Brazil has one of the most progressive refugee policies of the “Global South” – with solid institutions ensuring a series of rights, such as the ability to work as soon as the asylum application process is initiated or the right to family reunification without conditions –, but the country only offers poor welcoming facilities. With no state-funded programs for language training or other specific social benefits, Syrian refugees have difficulties to access basic public services, particularly health care and housing. While asking for more government assistance is excluded in a time of economic crisis, Syrians rely almost exclusively on ethnic and religious networks, and a handle of local NGOs.

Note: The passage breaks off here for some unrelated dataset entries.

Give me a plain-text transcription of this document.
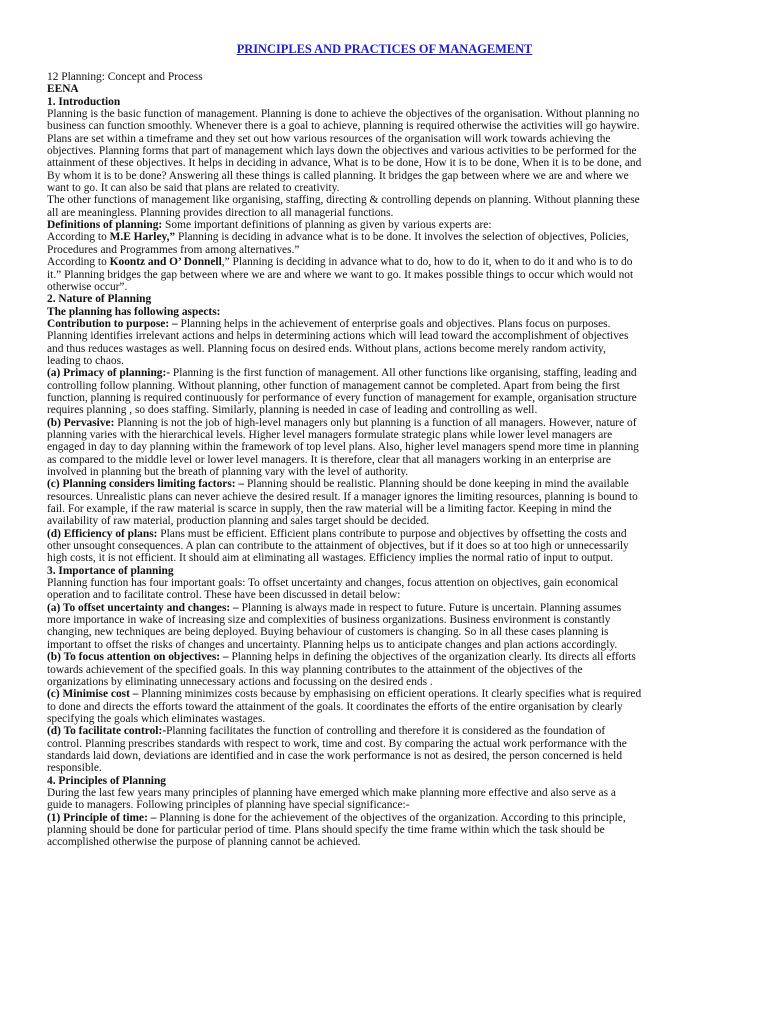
PRINCIPLES AND PRACTICES OF MANAGEMENT
12 Planning: Concept and Process
EENA
1. Introduction
Planning is the basic function of management. Planning is done to achieve the objectives of the organisation. Without planning no
business can function smoothly. Whenever there is a goal to achieve, planning is required otherwise the activities will go haywire.
Plans are set within a timeframe and they set out how various resources of the organisation will work towards achieving the
objectives. Planning forms that part of management which lays down the objectives and various activities to be performed for the
attainment of these objectives. It helps in deciding in advance, What is to be done, How it is to be done, When it is to be done, and
By whom it is to be done? Answering all these things is called planning. It bridges the gap between where we are and where we
want to go. It can also be said that plans are related to creativity.
The other functions of management like organising, staffing, directing & controlling depends on planning. Without planning these
all are meaningless. Planning provides direction to all managerial functions.
Definitions of planning: Some important definitions of planning as given by various experts are:
According to M.E Harley,” Planning is deciding in advance what is to be done. It involves the selection of objectives, Policies,
Procedures and Programmes from among alternatives.”
According to Koontz and O’ Donnell,” Planning is deciding in advance what to do, how to do it, when to do it and who is to do
it.” Planning bridges the gap between where we are and where we want to go. It makes possible things to occur which would not
otherwise occur”.
2. Nature of Planning
The planning has following aspects:
Contribution to purpose: – Planning helps in the achievement of enterprise goals and objectives. Plans focus on purposes.
Planning identifies irrelevant actions and helps in determining actions which will lead toward the accomplishment of objectives
and thus reduces wastages as well. Planning focus on desired ends. Without plans, actions become merely random activity,
leading to chaos.
(a) Primacy of planning:- Planning is the first function of management. All other functions like organising, staffing, leading and
controlling follow planning. Without planning, other function of management cannot be completed. Apart from being the first
function, planning is required continuously for performance of every function of management for example, organisation structure
requires planning , so does staffing. Similarly, planning is needed in case of leading and controlling as well.
(b) Pervasive: Planning is not the job of high-level managers only but planning is a function of all managers. However, nature of
planning varies with the hierarchical levels. Higher level managers formulate strategic plans while lower level managers are
engaged in day to day planning within the framework of top level plans. Also, higher level managers spend more time in planning
as compared to the middle level or lower level managers. It is therefore, clear that all managers working in an enterprise are
involved in planning but the breath of planning vary with the level of authority.
(c) Planning considers limiting factors: – Planning should be realistic. Planning should be done keeping in mind the available
resources. Unrealistic plans can never achieve the desired result. If a manager ignores the limiting resources, planning is bound to
fail. For example, if the raw material is scarce in supply, then the raw material will be a limiting factor. Keeping in mind the
availability of raw material, production planning and sales target should be decided.
(d) Efficiency of plans: Plans must be efficient. Efficient plans contribute to purpose and objectives by offsetting the costs and
other unsought consequences. A plan can contribute to the attainment of objectives, but if it does so at too high or unnecessarily
high costs, it is not efficient. It should aim at eliminating all wastages. Efficiency implies the normal ratio of input to output.
3. Importance of planning
Planning function has four important goals: To offset uncertainty and changes, focus attention on objectives, gain economical
operation and to facilitate control. These have been discussed in detail below:
(a) To offset uncertainty and changes: – Planning is always made in respect to future. Future is uncertain. Planning assumes
more importance in wake of increasing size and complexities of business organizations. Business environment is constantly
changing, new techniques are being deployed. Buying behaviour of customers is changing. So in all these cases planning is
important to offset the risks of changes and uncertainty. Planning helps us to anticipate changes and plan actions accordingly.
(b) To focus attention on objectives: – Planning helps in defining the objectives of the organization clearly. Its directs all efforts
towards achievement of the specified goals. In this way planning contributes to the attainment of the objectives of the
organizations by eliminating unnecessary actions and focussing on the desired ends .
(c) Minimise cost – Planning minimizes costs because by emphasising on efficient operations. It clearly specifies what is required
to done and directs the efforts toward the attainment of the goals. It coordinates the efforts of the entire organisation by clearly
specifying the goals which eliminates wastages.
(d) To facilitate control:-Planning facilitates the function of controlling and therefore it is considered as the foundation of
control. Planning prescribes standards with respect to work, time and cost. By comparing the actual work performance with the
standards laid down, deviations are identified and in case the work performance is not as desired, the person concerned is held
responsible.
4. Principles of Planning
During the last few years many principles of planning have emerged which make planning more effective and also serve as a
guide to managers. Following principles of planning have special significance:-
(1) Principle of time: – Planning is done for the achievement of the objectives of the organization. According to this principle,
planning should be done for particular period of time. Plans should specify the time frame within which the task should be
accomplished otherwise the purpose of planning cannot be achieved.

Based on an ongoing ethnographic fieldwork, semi-structured interviews with refugees and associations leaders, as well as a press review, this paper explores individual strategies deployed by Syrian refugees to navigate Brazil’s administrative, economic and cultural challenges, and identifies some common patterns. Three major categories frame their collective identification: race, class, and ethnicity. While refugeeness was until recently largely associated in Brazilian media with Haitians – “black and uneducated refugees competing with local poor” –, the majority of Syrians try to re-negotiate the refugee label as “white” “entrepreneurs” and/or “hard-working” “skilled” employees, drawing upon the image built one century earlier by Syrian-Lebanese immigrants. The presence of a large and old Syrian diaspora well represented among Brazilian middle and upper classes involves both opportunities and constraints. On the one hand, diaspora networks do provide some assistance to refugees and contribute to mitigate Brazilian unfamiliarity with Middle Eastern culture. However, on the other hand, they can also be the space for invisible exploitation and silencing political views, as the majority of the traditional Syrian-Lebanese organizations – mostly Christian – strongly support the regime of Bashar al Assad.